Brussels aims to eliminate Russian imports by the end of 2027 and is seeking to strengthen ties with suppliers considered reliable, with Algeria ranking prominently among them.
According to the Italian news agency Nova, Europe accounted for nearly 95 per cent of Algeria’s total liquefied natural gas (LNG) exports in 2025, underscoring the depth of the energy link between the two shores of the Mediterranean.
Talks with Algeria’s Minister of Energy and Mines, Mohamed Arkab, are expected to focus on supply security, regulatory exemptions granted to Algerian LNG, and prospects for cooperation in green hydrogen and
renewable energy.
Brussels has exempted Algerian LNG from a newly introduced enhanced origin-declaration mechanism applied to other suppliers, reaffirming Algiers’ status as a priority partner.

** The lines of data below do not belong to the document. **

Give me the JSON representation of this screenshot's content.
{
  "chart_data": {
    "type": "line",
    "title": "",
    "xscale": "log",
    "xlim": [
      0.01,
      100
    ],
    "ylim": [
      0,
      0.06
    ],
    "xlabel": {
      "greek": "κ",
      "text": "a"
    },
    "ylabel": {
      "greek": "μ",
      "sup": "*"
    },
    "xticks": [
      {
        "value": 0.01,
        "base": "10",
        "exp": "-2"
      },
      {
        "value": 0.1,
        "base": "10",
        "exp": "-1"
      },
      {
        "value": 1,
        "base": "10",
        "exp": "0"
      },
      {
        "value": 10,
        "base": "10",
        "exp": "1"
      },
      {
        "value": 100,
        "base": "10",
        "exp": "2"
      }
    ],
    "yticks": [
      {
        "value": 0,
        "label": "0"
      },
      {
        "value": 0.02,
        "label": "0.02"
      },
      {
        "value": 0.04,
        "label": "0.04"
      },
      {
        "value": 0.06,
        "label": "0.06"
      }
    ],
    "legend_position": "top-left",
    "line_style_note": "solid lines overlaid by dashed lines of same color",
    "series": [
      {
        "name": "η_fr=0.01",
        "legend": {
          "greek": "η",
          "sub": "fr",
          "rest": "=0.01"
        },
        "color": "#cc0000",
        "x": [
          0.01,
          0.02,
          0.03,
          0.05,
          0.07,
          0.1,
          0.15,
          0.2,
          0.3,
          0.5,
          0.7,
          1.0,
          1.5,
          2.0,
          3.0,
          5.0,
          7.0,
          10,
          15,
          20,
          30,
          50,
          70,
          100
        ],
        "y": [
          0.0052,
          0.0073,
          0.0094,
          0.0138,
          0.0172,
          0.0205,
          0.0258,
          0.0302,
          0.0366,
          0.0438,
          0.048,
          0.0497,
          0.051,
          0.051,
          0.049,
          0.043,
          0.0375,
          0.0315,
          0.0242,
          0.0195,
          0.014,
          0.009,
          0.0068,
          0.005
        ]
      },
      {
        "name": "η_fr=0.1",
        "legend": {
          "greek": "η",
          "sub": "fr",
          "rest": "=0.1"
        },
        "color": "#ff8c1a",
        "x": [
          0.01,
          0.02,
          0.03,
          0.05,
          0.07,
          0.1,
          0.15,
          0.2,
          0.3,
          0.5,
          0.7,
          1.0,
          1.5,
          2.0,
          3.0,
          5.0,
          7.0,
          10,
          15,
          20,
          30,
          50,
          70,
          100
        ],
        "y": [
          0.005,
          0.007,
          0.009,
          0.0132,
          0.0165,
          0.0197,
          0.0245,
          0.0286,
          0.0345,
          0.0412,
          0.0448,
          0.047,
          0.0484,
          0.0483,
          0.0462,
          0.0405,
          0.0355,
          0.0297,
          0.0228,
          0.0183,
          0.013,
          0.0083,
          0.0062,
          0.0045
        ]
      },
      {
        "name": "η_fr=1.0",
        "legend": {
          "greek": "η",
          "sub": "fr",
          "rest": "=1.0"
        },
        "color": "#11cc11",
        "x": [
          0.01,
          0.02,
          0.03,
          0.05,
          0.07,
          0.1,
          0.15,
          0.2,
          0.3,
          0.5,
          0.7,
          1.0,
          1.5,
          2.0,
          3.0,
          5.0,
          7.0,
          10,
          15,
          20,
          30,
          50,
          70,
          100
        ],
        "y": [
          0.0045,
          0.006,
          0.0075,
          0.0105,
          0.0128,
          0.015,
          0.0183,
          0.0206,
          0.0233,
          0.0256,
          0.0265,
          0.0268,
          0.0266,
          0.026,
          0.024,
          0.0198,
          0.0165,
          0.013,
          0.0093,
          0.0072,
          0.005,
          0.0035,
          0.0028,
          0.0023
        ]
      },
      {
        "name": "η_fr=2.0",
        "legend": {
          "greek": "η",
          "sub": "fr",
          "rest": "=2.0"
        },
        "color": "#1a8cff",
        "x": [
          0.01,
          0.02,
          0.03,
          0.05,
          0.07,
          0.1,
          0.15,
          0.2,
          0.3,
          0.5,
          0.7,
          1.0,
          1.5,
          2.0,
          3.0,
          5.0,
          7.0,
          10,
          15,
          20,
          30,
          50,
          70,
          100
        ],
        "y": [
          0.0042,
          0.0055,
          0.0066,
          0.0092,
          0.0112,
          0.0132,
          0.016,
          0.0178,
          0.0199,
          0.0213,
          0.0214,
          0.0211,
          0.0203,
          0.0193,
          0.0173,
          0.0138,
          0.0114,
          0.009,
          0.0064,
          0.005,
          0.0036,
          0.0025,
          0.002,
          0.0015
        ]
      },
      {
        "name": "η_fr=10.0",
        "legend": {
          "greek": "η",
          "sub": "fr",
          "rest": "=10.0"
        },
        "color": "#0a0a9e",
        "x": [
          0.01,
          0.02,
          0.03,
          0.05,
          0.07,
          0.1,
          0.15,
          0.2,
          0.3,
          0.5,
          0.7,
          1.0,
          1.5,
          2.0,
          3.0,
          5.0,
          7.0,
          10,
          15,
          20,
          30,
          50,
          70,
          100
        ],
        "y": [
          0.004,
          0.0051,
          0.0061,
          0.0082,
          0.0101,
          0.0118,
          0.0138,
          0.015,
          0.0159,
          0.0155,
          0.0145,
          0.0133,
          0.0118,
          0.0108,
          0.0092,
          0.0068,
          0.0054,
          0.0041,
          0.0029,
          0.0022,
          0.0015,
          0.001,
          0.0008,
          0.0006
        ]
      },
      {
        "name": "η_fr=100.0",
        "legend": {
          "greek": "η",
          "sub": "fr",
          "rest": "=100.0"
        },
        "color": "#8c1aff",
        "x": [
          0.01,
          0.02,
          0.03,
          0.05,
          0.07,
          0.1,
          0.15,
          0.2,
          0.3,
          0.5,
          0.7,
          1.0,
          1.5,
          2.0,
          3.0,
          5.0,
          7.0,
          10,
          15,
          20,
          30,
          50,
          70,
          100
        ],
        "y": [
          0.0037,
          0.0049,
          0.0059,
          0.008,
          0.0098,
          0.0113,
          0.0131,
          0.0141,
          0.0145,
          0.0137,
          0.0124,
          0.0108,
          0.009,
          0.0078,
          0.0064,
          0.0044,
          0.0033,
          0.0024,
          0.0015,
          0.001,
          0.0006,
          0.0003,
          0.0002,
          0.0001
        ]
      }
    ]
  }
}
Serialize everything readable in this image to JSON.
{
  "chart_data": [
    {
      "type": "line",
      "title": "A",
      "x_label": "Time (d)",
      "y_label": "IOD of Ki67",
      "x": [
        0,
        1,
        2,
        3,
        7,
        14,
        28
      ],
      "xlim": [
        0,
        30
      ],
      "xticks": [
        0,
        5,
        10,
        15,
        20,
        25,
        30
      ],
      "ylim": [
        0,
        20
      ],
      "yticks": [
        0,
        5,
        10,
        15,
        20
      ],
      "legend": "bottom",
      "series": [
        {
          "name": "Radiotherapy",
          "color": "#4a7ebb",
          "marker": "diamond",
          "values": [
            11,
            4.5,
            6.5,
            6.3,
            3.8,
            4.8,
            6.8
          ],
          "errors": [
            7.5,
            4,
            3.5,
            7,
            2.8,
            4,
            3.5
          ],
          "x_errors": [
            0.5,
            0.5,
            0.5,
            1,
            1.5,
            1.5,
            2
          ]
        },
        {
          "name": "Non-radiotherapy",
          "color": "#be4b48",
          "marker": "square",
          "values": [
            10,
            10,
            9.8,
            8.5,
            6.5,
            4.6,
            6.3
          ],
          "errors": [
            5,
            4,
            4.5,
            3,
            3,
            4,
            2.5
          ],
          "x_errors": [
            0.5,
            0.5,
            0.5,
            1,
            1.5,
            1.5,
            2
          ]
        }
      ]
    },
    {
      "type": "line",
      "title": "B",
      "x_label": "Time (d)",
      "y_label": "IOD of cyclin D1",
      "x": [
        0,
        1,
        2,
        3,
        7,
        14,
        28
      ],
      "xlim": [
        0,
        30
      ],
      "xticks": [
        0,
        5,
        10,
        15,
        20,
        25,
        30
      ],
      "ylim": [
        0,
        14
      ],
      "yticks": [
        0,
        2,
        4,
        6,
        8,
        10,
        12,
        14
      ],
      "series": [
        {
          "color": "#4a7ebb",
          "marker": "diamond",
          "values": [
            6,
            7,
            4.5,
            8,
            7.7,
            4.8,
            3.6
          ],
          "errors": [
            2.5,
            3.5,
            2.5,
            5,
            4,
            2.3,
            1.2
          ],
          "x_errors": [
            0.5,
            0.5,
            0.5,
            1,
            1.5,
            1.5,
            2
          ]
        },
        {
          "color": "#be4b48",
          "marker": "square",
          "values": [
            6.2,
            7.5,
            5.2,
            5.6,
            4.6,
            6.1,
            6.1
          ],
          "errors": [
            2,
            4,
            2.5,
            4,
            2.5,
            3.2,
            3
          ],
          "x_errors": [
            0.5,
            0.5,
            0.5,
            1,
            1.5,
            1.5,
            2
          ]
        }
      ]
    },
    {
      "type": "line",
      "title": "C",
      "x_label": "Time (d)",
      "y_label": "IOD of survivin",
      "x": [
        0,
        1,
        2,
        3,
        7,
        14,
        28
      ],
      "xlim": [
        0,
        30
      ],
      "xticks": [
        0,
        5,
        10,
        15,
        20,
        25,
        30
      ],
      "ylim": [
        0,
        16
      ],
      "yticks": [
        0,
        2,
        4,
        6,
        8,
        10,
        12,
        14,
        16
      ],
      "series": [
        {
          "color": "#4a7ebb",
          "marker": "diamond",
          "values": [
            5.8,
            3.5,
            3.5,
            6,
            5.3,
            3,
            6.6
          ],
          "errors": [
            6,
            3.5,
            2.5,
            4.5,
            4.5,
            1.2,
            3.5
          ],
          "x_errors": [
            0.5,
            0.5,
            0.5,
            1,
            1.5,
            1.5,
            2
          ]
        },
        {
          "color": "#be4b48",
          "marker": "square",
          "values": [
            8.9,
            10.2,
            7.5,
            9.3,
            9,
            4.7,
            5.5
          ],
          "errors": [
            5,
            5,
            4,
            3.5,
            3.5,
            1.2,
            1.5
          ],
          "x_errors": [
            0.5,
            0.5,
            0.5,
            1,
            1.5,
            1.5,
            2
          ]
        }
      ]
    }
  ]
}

The figures point to a firmly established relationship. In 2025, Turkey imported 3.14 million tonnes of Algerian LNG, followed by France (2.31 million tonnes), Italy (1.62 million), Spain (1.44 million) and the United Kingdom (0.64 million).
Algeria also overtook the United States as Spain’s leading LNG supplier. Via pipeline deliveries, Italy imported nearly 20.1 billion cubic meters through the Transmed pipeline, accounting for around 31 per cent of its total gas imports, despite a slight decline compared with 2024.
Behind the rhetoric of a “reliable supplier,” however, lies a reciprocal dependence that raises questions about Algeria’s long-term energy strategy. While Europe diversifies its sources, Algeria channels the bulk of its exports toward a single market, at a time when the EU is accelerating its shift toward renewables and globally traded spot LNG. Europe’s record LNG imports of 103.44 million tonnes in 2025, up 24 per cent year-on-year, reflect intensifying competition among suppliers.
This configuration exposes Algiers to structural pressure on prices and volumes over the medium term. The current centrality of Algerian gas rests as much on geopolitical circumstances as on the ability to maintain stable flows. Yet investment in upstream gas production, infrastructure modernization and domestic energy diversification remains critical to preventing gas revenues from entrenching prolonged fiscal dependence.
Energy cooperation with the European Union offers Algeria a strategic window of opportunity. It will require, however,, a coherent industrial vision and a managed transition to ensure that its status as a key partner does not mask structural fragility in the face of rapidly evolving global energy markets.